Com a batalha de Guaxenduba (1615), portugueses e “brasileiros” expulsaram os franceses da ilha, estabelecendo novas estratégias políticas de dominação e expansão em direção ao Amazonas. Adotaram as diretrizes urbanísticas do planejamento da cidade de acordo com as instruções do engenheiro Frias de Mesquita, com a implantação de um traçado ortogonal dos arruamentos que direcionou a expansão da cidade, sendo um dos primeiros desenhos planificados do continente americano.
Nos dois séculos seguintes a cidade evoluiu lentamente, como é possível observar nas plantas desenhadas por Frans Post durante a ocupação holandesa. O comércio agro exportador, com a transferência forçada de milhares de africanos, foi incrementado através do movimentado porto da cidade, que também trouxe hábitos de consumo de bens de uma elite que adotou padrões de urbanidade europeu adaptados ao equador. São Luís possuiu diversas casas importadoras e exportadoras inglesas e, desde meados do século XVIII, teve uma renovação urbana com a adoção de padrões construtivos típicos da era pombalina.
Com o seu acervo arquitetônico de grande valor protegido através das legislações estaduais e federais, diversos programas de revitalização de grande impacto vêm ocorrendo desde então, embora muito pouco foi feito pela prática arqueológica em ambiente urbano. Destaque para os Trabalhos da casa da França, Fábrica Santa Amélia, e ruínas do sabão Martins, dentre ouros. A cidade ainda apresenta um grande potencial de pesquisa das memórias guardadas no sobsolo das ruas, casas, becos e quintais, que precisa ser olhado com mais sensibilidade pelos gestores, investidores e militantes das causas patrimoniais.

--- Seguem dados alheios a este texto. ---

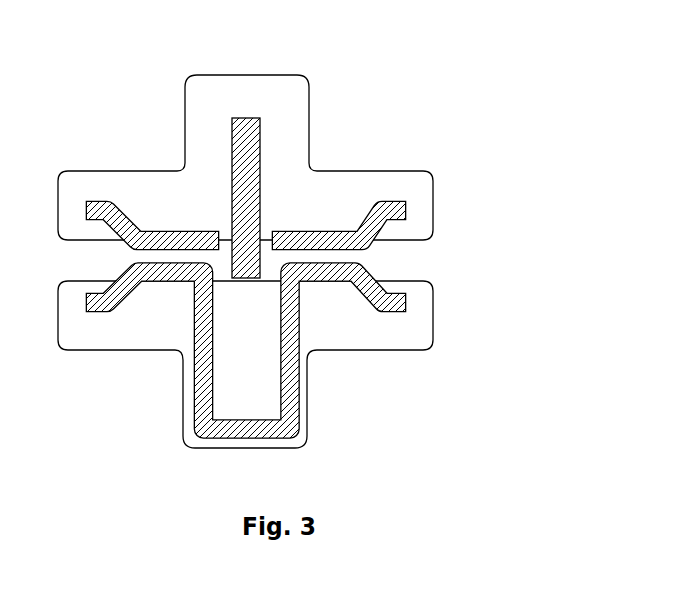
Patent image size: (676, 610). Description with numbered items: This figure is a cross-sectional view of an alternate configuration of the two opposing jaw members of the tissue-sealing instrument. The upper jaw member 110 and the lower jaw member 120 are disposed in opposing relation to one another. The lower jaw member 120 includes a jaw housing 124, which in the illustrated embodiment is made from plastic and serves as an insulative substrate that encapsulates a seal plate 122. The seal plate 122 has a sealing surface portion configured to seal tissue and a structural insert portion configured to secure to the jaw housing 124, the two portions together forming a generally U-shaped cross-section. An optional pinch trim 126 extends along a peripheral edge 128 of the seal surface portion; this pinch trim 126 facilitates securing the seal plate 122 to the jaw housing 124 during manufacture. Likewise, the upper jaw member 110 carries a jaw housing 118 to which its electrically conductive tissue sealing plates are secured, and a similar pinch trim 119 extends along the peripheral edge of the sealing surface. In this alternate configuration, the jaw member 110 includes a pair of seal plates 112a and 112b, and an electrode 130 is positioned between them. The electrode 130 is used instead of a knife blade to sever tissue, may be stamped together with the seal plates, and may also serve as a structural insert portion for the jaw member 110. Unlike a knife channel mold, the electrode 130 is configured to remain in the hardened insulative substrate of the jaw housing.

The jaw member 110 is at (364, 84).
The jaw housing 118 is at (310, 132).
The pinch trim 119 is at (397, 203).
The seal plate 112a is at (147, 250).
The seal plate 112b is at (354, 252).
The seal plate 122 is at (354, 264).
The peripheral edge 128 is at (368, 267).
The pinch trim 126 is at (393, 312).
The jaw housing 124 is at (309, 385).
The jaw member 120 is at (358, 455).
The electrode 130 is at (232, 167).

Em outras regiões da ilha, o potencial também é parcialmente conhecido, e apesar da legislação de licenciamento e proteção ao longo dos anos, muitos sítios tem sido destruídos, como no caso dos sítios Maiobinha e Pindai, descritos por Raimundo Lopes em 1920, e impactados e reocupados pela expansão urbana.
Em 2020 foi realizada uma pesquisa associada ao licenciamento para implantação de um condomínio na Chacára Rosana, nas imediações do Turu, pelos arqueólogos Conceição e Wellington Lage. O sitio já era conhecido desde 1970 pelo trabalho do professor Olavo Correia Lima. No setor sul, foi observado uma maior concentração de restos cerâmicos, líticos e faunísticos, achados que somaram mais de 60 mil fragmentos, além de dois importantes enterramentos em posição fetal que foram devidamente consolidados e resgatados.
A pesquisa arqueológica, portanto, transcende a materialidade visando entender as redes de relações sociais, econômicas e simbólicas associadas aos artefatos, estruturas, objetos e monumentos originários dos povos do passado. Os sítios arqueológicos existentes em solo brasileiro são protegidos por lei federal desde 1961. Contudo, a realidade da expansão urbana desordenada, exploração de recursos naturais e os impactos decorrentes nesses recursos tão frágeis e não renováveis, tornam o trabalho uma constante luta contra o tempo, uma vez que violados de forma indevida, os artefatos perdem de maneira contundente o seu potencial informativo.